David Cameron speaks of honouring the dead while continuing to trade arms around the world and pouring billions into nuclear weapons. Many people turned off their lights for an hour at 10pm on 4th August. I respect that many of them were truly honouring the millions killed in war, but I did not join in with this is activity, backed as it was a by a hypocritical pro-war establishment.

So I have some suggestions for better ways of honouring the victims of World War One. Some may appeal to you more than others and I appreciate that many of them are focused on the UK. However, I hope they help. Please feel free to suggest others!

1.  To remember the thousands of WW1 soldiers who were under 18 (the youngest known to have died was 14), sign this petition against the recruitment of under-18s in to the UK army. The UK is the only country in Europe to recruit 16-year-olds into its armed forces. Although they are not sent to the front line before turning 18, they are committed to staying in the army until they are 22, bound by an agreement they made before becoming legal adults.
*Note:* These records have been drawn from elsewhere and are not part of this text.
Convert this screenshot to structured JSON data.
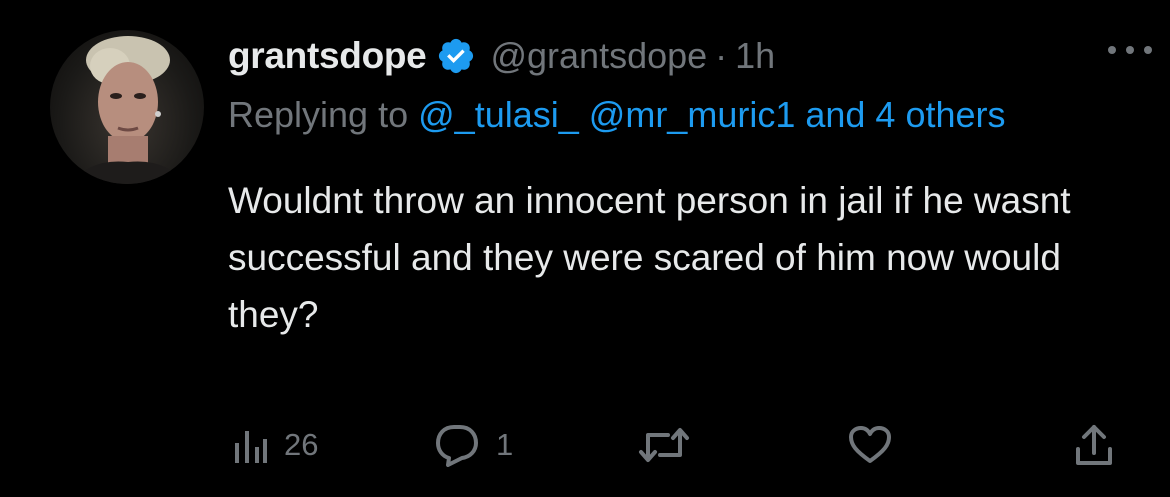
{
  "tweet": {
    "display_name": "grantsdope",
    "handle": "@grantsdope",
    "separator": "·",
    "time": "1h",
    "replying_to_prefix": "Replying to",
    "mentions": [
      "@_tulasi_",
      "@mr_muric1",
      "and 4 others"
    ],
    "body": "Wouldnt throw an innocent person in jail if he wasnt successful and they were scared of him now would they?"
  },
  "actions": {
    "views_count": "26",
    "reply_count": "1"
  },
  "icons": {
    "verified": "verified-badge-icon",
    "more": "more-dots-icon",
    "views": "views-chart-icon",
    "reply": "reply-bubble-icon",
    "retweet": "retweet-icon",
    "like": "heart-icon",
    "share": "share-icon"
  },
  "colors": {
    "background": "#000000",
    "text_primary": "#e7e9ea",
    "text_secondary": "#71767b",
    "accent": "#1d9bf0"
  }
}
2.  Wear a white poppy, to remember the victims of all wars – people of all nationalities, including both civilians and soldiers.
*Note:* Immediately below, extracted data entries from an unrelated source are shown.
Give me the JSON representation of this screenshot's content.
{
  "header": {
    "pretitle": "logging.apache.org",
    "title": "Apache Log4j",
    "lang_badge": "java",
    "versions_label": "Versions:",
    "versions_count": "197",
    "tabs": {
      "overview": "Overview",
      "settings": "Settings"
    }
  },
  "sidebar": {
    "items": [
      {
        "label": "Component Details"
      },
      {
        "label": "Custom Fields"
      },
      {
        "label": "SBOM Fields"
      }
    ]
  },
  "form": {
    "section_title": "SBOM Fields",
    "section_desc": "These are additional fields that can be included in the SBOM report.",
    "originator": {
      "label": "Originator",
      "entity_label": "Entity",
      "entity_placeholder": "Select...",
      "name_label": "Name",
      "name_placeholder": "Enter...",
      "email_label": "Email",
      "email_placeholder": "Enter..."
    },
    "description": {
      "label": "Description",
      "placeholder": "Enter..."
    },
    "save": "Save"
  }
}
3.  Honour those who resisted the power of the arms trade, which fuelled WW1 (the Austrian fleet was supplied by Vickers, a British arms company whose shareholders included the UK’s Under-Secretary for War, and which is now part of BAE Systems). Sign an email to the Foreign Secretary calling for an end to UK’s arms exports to Israel.

4.  Remember the conscientious objectors imprisoned and sometimes tortured for refusing to fight. You can send a message of support to one or more of the many conscientious objectors in prison around the world today. War Resisters International keep a database of Prisoners for Peace.

5.  Honour the victims of war by working to prevent future wars. Join Action AWE in taking nonviolent action at the Atomic Weapons Establishment (AWE) in Berkshire in the run-up to the general election.

6.  Learn about those who said “no” to the war by reading the White Feather Diaries, an online storytelling project about the lives and struggles of five Quakers during WW1 (I must declare an interest here, as I’ve been involved in editing it).

7.  Help to prevent war by understanding its causes. Read about the role of the arms trade in WW1. You can invite a speaker on the issue to your church, mosque, synagogue, school, university, union branch or other group.

8.  Honour those who were pressurised into joining up by resisting attempts to militarise young people today. You can support the Military Out of Schools campaign, run by Forces Watch.

9.  If you’re a school student, teacher, parent/carer – or know someone who is – suggest the use of Quaker resources for schools on conscientious objectors in WW1, ensuring a different side of the story gets heard and that the complexity of WW1 is respected.

10. Pray for all those affected by war today.